Brian Giniewski’s Drippy Cups and Bowls are made in his Philadelphia studio. Classic shapes, made from colored ceramic are glazed using a signature technique that causes the brightly colored glaze to flow down the sides of the vessel like icing.

Erica Prince utilizes a limited sculptural vocabulary to create interactive and utilitarian designs, bringing awareness to acts of choosing, placing, arranging, and compartmentalizing. Her multi-tiered ice cream dish embodies all of these aspects.

Shaina Kasztelan’s Kawaii Dream House (2018) is inspired by the cyber-fantasy home that Kasztelan obsessively built while playing The Sims. The house is decadently decorated, like a candy coated Gothic cathedral. The usual tracery, trefoil, and buttresses appear to be made of sugar rather than stone and the saints that would normally occupy the portals are replaced by cartoon hearts and the beatific face of Hello Kitty. For Kasztelan, the house is an expression of the societal pressure she felt to be feminine while identifying as a bisexual tomboy.

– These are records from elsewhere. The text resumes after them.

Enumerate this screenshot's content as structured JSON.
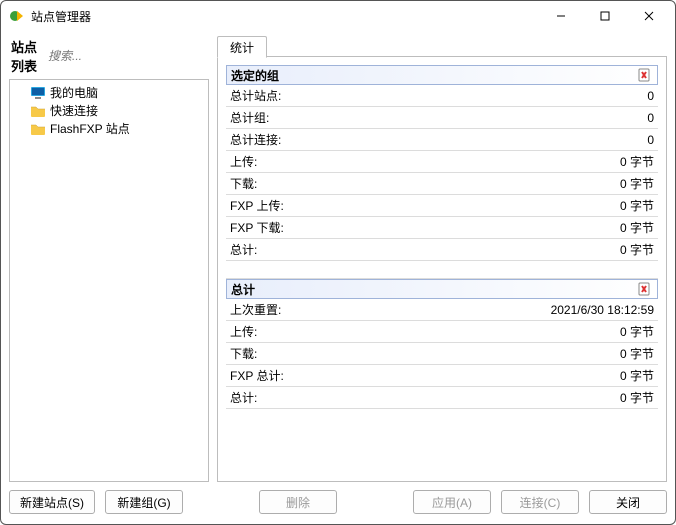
{
  "window": {
    "title": "站点管理器"
  },
  "sidebar": {
    "title": "站点列表",
    "search_placeholder": "搜索...",
    "items": [
      {
        "label": "我的电脑"
      },
      {
        "label": "快速连接"
      },
      {
        "label": "FlashFXP 站点"
      }
    ]
  },
  "tabs": [
    {
      "label": "统计"
    }
  ],
  "sections": {
    "selected_group": {
      "title": "选定的组",
      "rows": [
        {
          "key": "总计站点:",
          "value": "0"
        },
        {
          "key": "总计组:",
          "value": "0"
        },
        {
          "key": "总计连接:",
          "value": "0"
        },
        {
          "key": "上传:",
          "value": "0 字节"
        },
        {
          "key": "下载:",
          "value": "0 字节"
        },
        {
          "key": "FXP 上传:",
          "value": "0 字节"
        },
        {
          "key": "FXP 下载:",
          "value": "0 字节"
        },
        {
          "key": "总计:",
          "value": "0 字节"
        }
      ]
    },
    "total": {
      "title": "总计",
      "rows": [
        {
          "key": "上次重置:",
          "value": "2021/6/30 18:12:59"
        },
        {
          "key": "上传:",
          "value": "0 字节"
        },
        {
          "key": "下载:",
          "value": "0 字节"
        },
        {
          "key": "FXP 总计:",
          "value": "0 字节"
        },
        {
          "key": "总计:",
          "value": "0 字节"
        }
      ]
    }
  },
  "footer": {
    "new_site": "新建站点(S)",
    "new_group": "新建组(G)",
    "delete": "删除",
    "apply": "应用(A)",
    "connect": "连接(C)",
    "close": "关闭"
  }
}
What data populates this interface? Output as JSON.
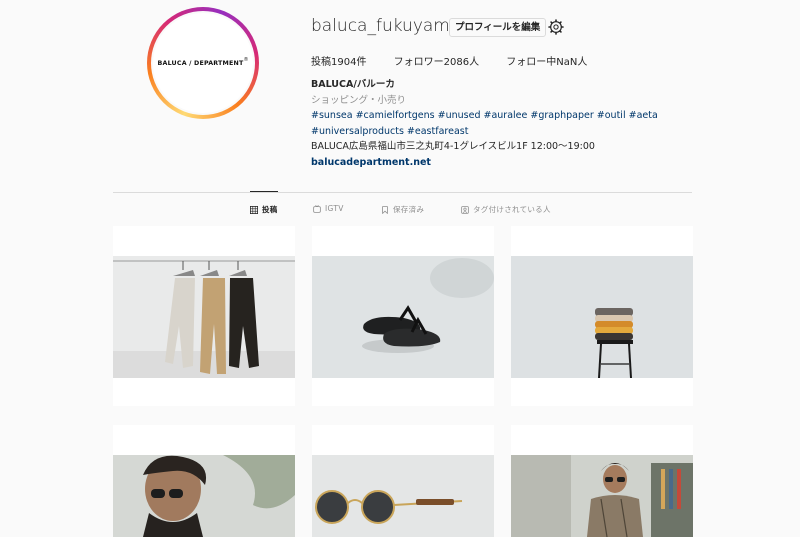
{
  "profile": {
    "avatar_text": "BALUCA / DEPARTMENT",
    "username": "baluca_fukuyama",
    "edit_label": "プロフィールを編集",
    "settings_icon": "gear-icon",
    "stats": {
      "posts": "投稿1904件",
      "followers": "フォロワー2086人",
      "following": "フォロー中NaN人"
    },
    "bio": {
      "name": "BALUCA/バルーカ",
      "category": "ショッピング・小売り",
      "tags_line1": "#sunsea #camielfortgens #unused #auralee #graphpaper #outil #aeta",
      "tags_line2": "#universalproducts #eastfareast",
      "address": "BALUCA広島県福山市三之丸町4-1グレイスビル1F 12:00〜19:00",
      "link": "balucadepartment.net"
    }
  },
  "tabs": [
    {
      "label": "投稿",
      "icon": "grid-icon",
      "active": true
    },
    {
      "label": "IGTV",
      "icon": "igtv-icon",
      "active": false
    },
    {
      "label": "保存済み",
      "icon": "bookmark-icon",
      "active": false
    },
    {
      "label": "タグ付けされている人",
      "icon": "tag-user-icon",
      "active": false
    }
  ],
  "posts": [
    {
      "subject": "pants-on-hangers"
    },
    {
      "subject": "black-sandals"
    },
    {
      "subject": "folded-beanies-on-stool"
    },
    {
      "subject": "man-with-sunglasses"
    },
    {
      "subject": "round-sunglasses"
    },
    {
      "subject": "man-in-shop"
    }
  ],
  "colors": {
    "link": "#00376b",
    "muted": "#8e8e8e",
    "border": "#dbdbdb",
    "background": "#fafafa"
  }
}
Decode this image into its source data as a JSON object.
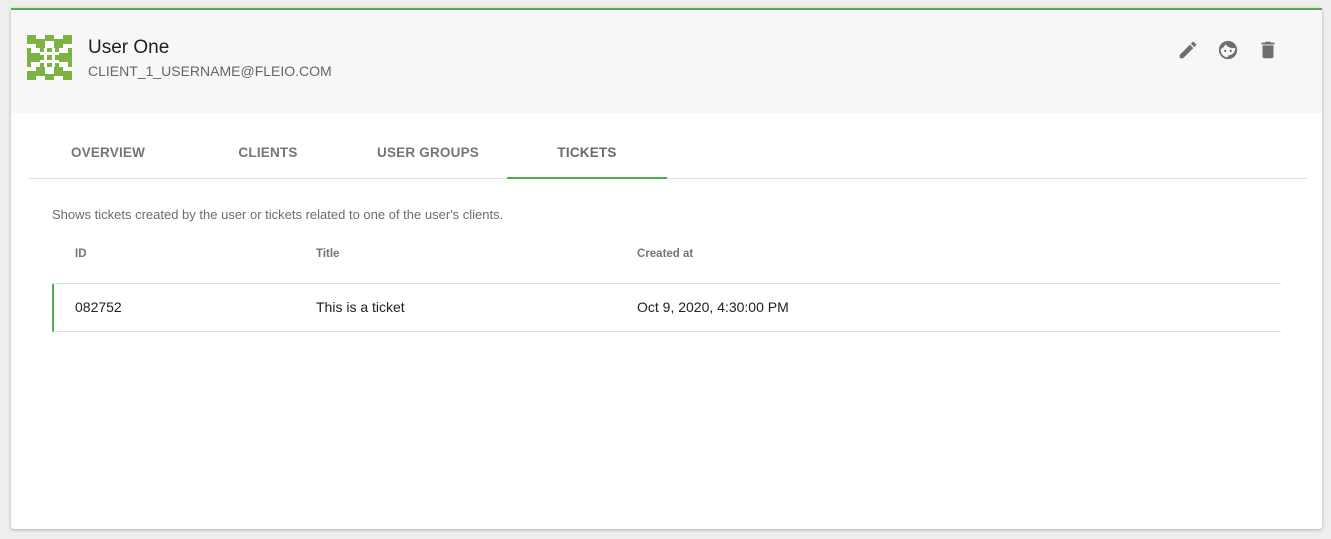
{
  "user": {
    "name": "User One",
    "email": "CLIENT_1_USERNAME@FLEIO.COM"
  },
  "actions": {
    "icons": [
      "pencil-icon",
      "face-icon",
      "trash-icon"
    ]
  },
  "tabs": [
    {
      "label": "OVERVIEW",
      "active": false
    },
    {
      "label": "CLIENTS",
      "active": false
    },
    {
      "label": "USER GROUPS",
      "active": false
    },
    {
      "label": "TICKETS",
      "active": true
    }
  ],
  "tickets": {
    "description": "Shows tickets created by the user or tickets related to one of the user's clients.",
    "columns": [
      "ID",
      "Title",
      "Created at"
    ],
    "rows": [
      {
        "id": "082752",
        "title": "This is a ticket",
        "created_at": "Oct 9, 2020, 4:30:00 PM"
      }
    ]
  },
  "colors": {
    "accent": "#4caf50",
    "avatar_green": "#7cb342",
    "header_bg": "#f7f7f7"
  }
}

Similarly, there are two sides to Josh Bolin’s ice cream inspired drawings. In one drawing, Bolin places a parent and child at the ticket booth of hell. The parent buys entry from a skeleton while the child licks an ice cream cone. The pair blandly enter hell as if it were a carnival ride. In another drawing, two anthropomorphic ice cream cones share a knowing glance pregnant with all the creepiness of animated food.

Jared Goodman is a former high school social studies educator and food justice activist turned stay-at-home dad and conceptual ice cream artist. For Ice Cream Social, Goodman has created Rhubarb-strawberry-rose sorbet with spiced rhubarb ‘broth’ and pickled strawberries, a dessert inspired by veganism, utopia, seasonality, and the joy of sunshine and warmth. Goodman explains, “Seasonality is at the fore with rhubarb and strawberry, bright red and rising from the soil each Spring.” This vegan sorbet is not technically ice cream, excluding the cream to better reflect the utopian themes of the exhibition. “If utopia is the notion of a more perfect world… veganism is the practice of utopian idealism through food choice and consumption,” says Goodman.